The INDANA approach presents several theoretical advantages: it was parameterized on untreated hypertensive individuals, and it was built on several cohorts, from various origins. The latter could explain a better generalizability, advantage shared with the Systematic Coronary Risk Evaluation-building approach , whereas the Framingham study does represent a geographically limited population.
The comparison of the ability of two risk scores to discriminate those who will develop the event of interest and those who will not is traditionally based on receiver-operating characteristic (ROC) curves, which tell us how a score jointly improves sensitivity and specificity. New markers have been evaluated based on their ability to improve the area under the ROC curve in comparison to the risk score without the marker. However, very large associations of the new marker with the outcome of interest are required to enlarge the area under the ROC curve meaningfully . More recently introduced, the net reclassification improvement (NRI) statistics helps us better to understand what does change using a given risk score in terms of our ability to predict the occurrence of events, and the rate of errors we avoid compared to another score. Complementary to the ROC measurements, the NRI may reveal significant gain in the performance of a risk score by adding a marker that has shown little or no significant improvement in area under ROC curves. In addition to discrimination, the score calibration is another important performance to consider when we want using scores to inform medical decision. Indeed, to fully apply the recommendations, we have merely to multiply the absolute risk level obtained from such a risk score by the synthetic risk ratio calculated in a systematic review, which directly yields the two risks, with and without treatment. This allows immediately knowing the absolute benefit to be expected from treatment, which we can express as the number needed to treat to prevent one event, at the time horizon used by the score. It is frequent to consider that scores have a similar discrimination power, but differ usually in their calibration, which could be corrected by a mere change of the intercept value .
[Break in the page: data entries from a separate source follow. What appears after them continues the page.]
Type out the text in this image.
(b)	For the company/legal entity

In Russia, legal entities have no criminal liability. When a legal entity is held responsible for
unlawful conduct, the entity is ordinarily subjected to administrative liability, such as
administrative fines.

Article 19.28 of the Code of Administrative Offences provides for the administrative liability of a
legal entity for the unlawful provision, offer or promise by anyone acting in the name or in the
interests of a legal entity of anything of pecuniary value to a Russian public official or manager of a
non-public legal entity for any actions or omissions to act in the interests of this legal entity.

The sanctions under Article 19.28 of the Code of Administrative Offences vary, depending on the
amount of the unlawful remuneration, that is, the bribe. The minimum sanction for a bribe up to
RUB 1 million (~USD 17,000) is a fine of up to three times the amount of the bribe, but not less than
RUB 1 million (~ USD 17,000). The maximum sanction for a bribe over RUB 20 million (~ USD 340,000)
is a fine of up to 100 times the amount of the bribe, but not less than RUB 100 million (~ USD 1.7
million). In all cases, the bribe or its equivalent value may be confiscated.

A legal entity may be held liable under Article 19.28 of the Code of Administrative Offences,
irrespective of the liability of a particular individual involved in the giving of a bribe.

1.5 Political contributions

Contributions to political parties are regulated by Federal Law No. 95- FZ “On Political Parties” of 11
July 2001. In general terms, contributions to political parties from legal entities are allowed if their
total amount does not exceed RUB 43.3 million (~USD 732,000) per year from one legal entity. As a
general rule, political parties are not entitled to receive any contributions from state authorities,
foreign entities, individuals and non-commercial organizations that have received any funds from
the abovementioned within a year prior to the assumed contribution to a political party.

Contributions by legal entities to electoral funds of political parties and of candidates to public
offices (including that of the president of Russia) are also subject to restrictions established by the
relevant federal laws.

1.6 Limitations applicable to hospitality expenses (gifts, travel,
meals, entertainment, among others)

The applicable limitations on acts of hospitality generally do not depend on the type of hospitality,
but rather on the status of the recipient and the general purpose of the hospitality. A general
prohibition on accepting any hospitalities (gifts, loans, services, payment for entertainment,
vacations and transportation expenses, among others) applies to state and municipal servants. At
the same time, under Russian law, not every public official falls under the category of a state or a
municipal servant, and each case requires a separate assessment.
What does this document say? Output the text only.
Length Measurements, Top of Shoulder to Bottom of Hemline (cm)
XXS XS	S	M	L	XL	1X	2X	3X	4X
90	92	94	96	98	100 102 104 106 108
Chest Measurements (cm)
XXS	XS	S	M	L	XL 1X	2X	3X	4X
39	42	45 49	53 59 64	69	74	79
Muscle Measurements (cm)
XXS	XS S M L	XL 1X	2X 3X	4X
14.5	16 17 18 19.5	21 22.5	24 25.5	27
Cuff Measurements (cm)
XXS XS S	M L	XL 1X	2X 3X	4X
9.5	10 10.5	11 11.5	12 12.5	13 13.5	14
Together with the results from systematic reviews, using risk scores to inform medical decisions is an obvious way to evolve towards personalized and more evidence-based medicine. Adjusting therapeutic burden to the level of benefit to be expected, instead of the deceitful apparent response on the risk factors, could represent a significant improvement in our use of limited health resources: it would help us to avoid increasing absurdly the drug burden of the individuals who do not appear to respond below the targets that were arbitrarily defined. Following a rigorous methodology, Ravera et al. have assessed all main aspects of the performance of INDANA score providing reliable support to their conclusions. The validation of a risk score that takes into account renal function impairment and improves the performance of mortality risk assessment in hypertensive individuals represents an important step toward the abovementioned goals.
The potentially huge importance of risk scores in clinical daily practice will require more specific epidemiological studies: the first step of medicine personalization will be to relate the most relevant exposition factors to the occurrence of morbid events to be prevented, the most precisely and specifically in every geographical area of the world. This geographical specificity seems required to get appropriate calibration, and adjust synthetic scores obtained on meta-analyses performed at individual level.
Conflicts of interest
There are no conflict of interest in relation to the content of this article.